Brève histoire de la Sucrerie d’Oldisleben
Oldisleben se situe au cœur de la principale région betteravière d’Allemagne, un quadrilatère entre Hanovre, Magdebourg, Cassel et Leipzig, dans les trois Länder de Basse-Saxe, de Saxe-Anhalt et de Thuringe, la sucrerie se trouvant à l’extrême-nord de cette dernière dans le Kreis (« canton ») de Kyffhäuser.
Une première sucrerie de taille très modeste ouvre en 1835, traitant quelques tonnes de betteraves par jour. La sucrerie actuelle est construite en 1872 par une coopérative (Genossenschaft) et commence son activité l’année suivante. A ses débuts, elle ne produit que du sucre brut non raffiné. Elle devient très vite l’une des usines les plus modernes et performantes de l’Empire allemand, traitant 40 000 tonnes de betteraves lors de la campagne de 1890. La coopérative est transformée en SARL (GmbH) en 1892, et l’usine s’agrandit plusieurs fois. Le four à chaux est construit en 1898. Pendant les années 1900, une entreprise de la ville voisine de Sangerhausen construit plusieurs machines sucrières dont la diffusion à vases.

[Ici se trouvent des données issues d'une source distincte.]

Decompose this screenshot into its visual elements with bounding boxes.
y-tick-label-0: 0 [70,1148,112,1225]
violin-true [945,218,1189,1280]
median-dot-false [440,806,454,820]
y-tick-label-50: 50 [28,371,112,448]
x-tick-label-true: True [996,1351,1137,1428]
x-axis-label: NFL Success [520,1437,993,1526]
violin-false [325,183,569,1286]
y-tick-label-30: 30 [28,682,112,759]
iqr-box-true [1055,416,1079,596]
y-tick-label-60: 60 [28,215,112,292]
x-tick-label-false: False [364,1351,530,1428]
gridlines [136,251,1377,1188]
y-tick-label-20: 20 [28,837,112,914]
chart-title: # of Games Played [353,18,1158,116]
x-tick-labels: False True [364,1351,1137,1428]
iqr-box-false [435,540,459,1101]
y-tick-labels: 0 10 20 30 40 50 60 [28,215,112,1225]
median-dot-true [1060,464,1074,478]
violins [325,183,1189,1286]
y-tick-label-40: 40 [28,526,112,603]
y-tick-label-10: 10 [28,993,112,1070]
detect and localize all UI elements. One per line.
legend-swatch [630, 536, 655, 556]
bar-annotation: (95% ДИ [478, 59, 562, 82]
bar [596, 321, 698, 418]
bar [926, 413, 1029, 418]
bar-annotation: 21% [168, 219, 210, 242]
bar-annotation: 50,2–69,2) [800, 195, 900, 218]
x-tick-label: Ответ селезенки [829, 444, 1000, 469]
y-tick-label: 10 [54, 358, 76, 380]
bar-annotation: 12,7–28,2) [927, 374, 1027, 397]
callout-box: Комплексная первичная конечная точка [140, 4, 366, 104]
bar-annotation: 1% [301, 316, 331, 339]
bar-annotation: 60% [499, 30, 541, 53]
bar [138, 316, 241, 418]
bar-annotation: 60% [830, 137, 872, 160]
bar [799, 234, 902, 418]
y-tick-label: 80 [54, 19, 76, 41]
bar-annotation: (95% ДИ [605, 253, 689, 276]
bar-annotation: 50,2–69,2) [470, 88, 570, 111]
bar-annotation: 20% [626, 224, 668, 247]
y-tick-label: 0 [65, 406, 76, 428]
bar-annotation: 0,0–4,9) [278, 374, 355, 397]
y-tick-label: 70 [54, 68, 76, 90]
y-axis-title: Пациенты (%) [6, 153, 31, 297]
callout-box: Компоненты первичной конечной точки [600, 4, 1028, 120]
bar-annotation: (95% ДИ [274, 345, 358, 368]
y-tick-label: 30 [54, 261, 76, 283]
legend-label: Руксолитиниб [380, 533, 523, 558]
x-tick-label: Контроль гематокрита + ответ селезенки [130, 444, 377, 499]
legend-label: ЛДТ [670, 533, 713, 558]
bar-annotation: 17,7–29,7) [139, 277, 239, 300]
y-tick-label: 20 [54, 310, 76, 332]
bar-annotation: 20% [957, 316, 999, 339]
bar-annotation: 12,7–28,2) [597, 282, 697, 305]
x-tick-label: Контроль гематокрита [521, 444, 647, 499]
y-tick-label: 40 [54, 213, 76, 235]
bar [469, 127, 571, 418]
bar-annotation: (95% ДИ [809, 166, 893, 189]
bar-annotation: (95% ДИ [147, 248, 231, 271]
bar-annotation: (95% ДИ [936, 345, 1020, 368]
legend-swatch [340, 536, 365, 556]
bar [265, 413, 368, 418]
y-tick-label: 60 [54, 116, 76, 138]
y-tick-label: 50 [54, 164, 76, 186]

Pendant la Première Guerre Mondiale, l’usine d’Oldisleben continue de tourner et commence son électrification. En 1920, les actionnaires décident de passer de la production de sucre brut à celle de sucre blanc. En 1936, la sucrerie modernise son procédé de traitement des cossettes. Pendant la Seconde Guerre Mondiale, l’usine continue de tourner grâce à des prisonniers de guerres et des travailleurs forcés. Malgré l’arrivée en 1945 des troupes américaines, puis soviétiques, les dégâts de l’usine sont mineurs.
Quinze usines sucrières sont démantelées par les Soviétiques comme réparations de guerre, mais Oldisleben, trop ancienne, est épargnée, et reprend la production en 1945. En 1948, la SARL est dissoute et Oldisleben passe dans le giron d’une entreprise d’Etat de la RDA (VEB – Volkseigener Betrieb), basée à Halle-sur-Saale en Saxe-Anhalt. Pendant toute la période de la RDA, la sucrerie est obligée de limiter sa production de sucre en raison de la faiblesse de l’économie est-allemande, et ses machines ne sont pas modernisées : malgré elle, elle devient un « musée vivant » pour les travailleurs. Dans les années 1950, Karl Nowitzki devient directeur de l’usine et se rend compte de son intérêt patrimonial : il jouera un rôle déterminant pour sa sauvegarde trente ans plus tard.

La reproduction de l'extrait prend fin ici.